Robert Huizinga (SBL ’18) describes himself as a servant leader who loves to learn with others. Given the breadth of his career as an academic and an executive, it’s an apt description.
Huizinga is the executive vice president of Research at Aurinia Pharmaceuticals, Inc., a commercial biopharmaceutical company based in Victoria, British Colombia, Canada. He leads a team of immunologists, pharmacologists and laboratory scientists working to deliver therapeutics to people with autoimmune diseases.
Under his leadership, the company received U.S. Food and Drug Administration approval in January 2021 for a drug (Lupkynis™) to treat patients suffering from lupus nephritis. Its development was 17 years in the making and no small feat.
“I’ve been blessed to be one of the very few people who has seen a drug from the very beginning to the very end,” Huizinga says. “On average, for every 10,000 drugs discovered at the lab bench, only one makes it to the finish line.”
Huizinga began his career as a registered nurse. He also worked as a research epidemiologist and nephrology nurse clinician at the University of Alberta before joining the pharmaceutical company that later became Aurinia, where he shepherded the lupus nephritis treatment to approval.

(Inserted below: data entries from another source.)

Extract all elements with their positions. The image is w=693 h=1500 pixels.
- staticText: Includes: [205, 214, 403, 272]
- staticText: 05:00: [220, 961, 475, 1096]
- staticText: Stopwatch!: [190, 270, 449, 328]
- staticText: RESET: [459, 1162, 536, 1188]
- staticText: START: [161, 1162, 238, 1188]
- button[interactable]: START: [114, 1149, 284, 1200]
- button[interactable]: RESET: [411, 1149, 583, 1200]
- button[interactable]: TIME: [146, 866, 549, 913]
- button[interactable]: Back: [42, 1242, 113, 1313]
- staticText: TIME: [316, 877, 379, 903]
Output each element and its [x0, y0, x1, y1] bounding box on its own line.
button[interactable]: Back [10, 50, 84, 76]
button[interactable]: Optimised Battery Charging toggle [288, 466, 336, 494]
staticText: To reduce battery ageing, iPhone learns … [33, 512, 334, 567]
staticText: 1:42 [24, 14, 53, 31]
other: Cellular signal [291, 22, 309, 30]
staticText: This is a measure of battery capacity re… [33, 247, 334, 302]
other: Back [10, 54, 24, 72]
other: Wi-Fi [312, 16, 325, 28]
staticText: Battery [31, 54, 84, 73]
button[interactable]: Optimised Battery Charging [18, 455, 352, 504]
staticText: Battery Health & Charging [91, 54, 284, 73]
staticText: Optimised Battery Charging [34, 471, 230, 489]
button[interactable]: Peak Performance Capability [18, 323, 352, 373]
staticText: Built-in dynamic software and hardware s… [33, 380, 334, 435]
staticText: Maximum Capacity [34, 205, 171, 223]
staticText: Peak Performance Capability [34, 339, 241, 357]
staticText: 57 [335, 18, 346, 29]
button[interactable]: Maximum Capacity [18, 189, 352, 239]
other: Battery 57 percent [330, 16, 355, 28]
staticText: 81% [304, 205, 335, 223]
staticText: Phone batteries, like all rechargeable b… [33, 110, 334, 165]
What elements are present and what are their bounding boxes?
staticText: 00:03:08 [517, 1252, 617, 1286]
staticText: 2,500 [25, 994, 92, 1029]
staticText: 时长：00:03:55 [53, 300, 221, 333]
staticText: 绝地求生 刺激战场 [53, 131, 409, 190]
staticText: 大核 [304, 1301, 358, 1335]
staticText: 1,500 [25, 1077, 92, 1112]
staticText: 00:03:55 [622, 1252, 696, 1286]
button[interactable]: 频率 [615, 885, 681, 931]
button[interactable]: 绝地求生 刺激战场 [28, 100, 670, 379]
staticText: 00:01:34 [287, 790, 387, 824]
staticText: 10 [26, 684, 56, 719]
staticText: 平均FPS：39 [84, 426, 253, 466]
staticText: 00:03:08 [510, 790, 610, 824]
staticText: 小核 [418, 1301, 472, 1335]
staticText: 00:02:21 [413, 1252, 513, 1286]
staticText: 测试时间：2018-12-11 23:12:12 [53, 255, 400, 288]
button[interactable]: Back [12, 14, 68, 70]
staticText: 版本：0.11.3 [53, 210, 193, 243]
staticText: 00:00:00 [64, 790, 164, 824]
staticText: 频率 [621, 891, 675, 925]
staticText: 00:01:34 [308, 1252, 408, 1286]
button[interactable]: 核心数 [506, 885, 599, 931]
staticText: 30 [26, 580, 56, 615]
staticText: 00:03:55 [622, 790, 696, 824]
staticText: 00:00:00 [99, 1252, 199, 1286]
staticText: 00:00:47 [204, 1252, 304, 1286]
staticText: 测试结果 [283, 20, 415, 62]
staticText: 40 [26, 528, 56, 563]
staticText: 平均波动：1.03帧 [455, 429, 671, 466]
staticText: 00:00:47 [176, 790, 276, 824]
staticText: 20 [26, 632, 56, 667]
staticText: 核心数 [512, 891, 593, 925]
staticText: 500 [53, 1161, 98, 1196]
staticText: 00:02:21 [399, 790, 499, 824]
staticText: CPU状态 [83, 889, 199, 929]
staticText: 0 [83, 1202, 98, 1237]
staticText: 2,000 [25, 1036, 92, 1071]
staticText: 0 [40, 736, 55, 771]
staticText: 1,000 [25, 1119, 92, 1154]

Amid that development, Huizinga was compelled by God to pursue a doctoral degree in organizational leadership at Regent’s School of Business & Leadership. He was drawn to pursue Regent’s online program because of its faculty’s high caliber.
“I had looked at a number of institutions, and Regent was the only one that had professors who were really well-renowned academically,” says Huizinga.
Huizinga also serves as an adjunct professor and chair of the board of governors at The King’s University in Edmonton, Alberta, Canada. Thanks to Regent’s high quality of scholarship, he says that his doctoral work has been “extremely helpful” in those roles and “applies them daily” to his biopharmaceutical work.
The high standards Huizinga saw at Regent reflected the standards that he must hold himself to every day in his job.
“I live in a world where mistakes in drug development can really hurt people. There is no margin for error in my business,” says Huizinga.
The push for excellence that Huizinga received at Regent is propelling him to change the world as he continues to develop life-changing treatments to meet the medical needs of patients around the globe.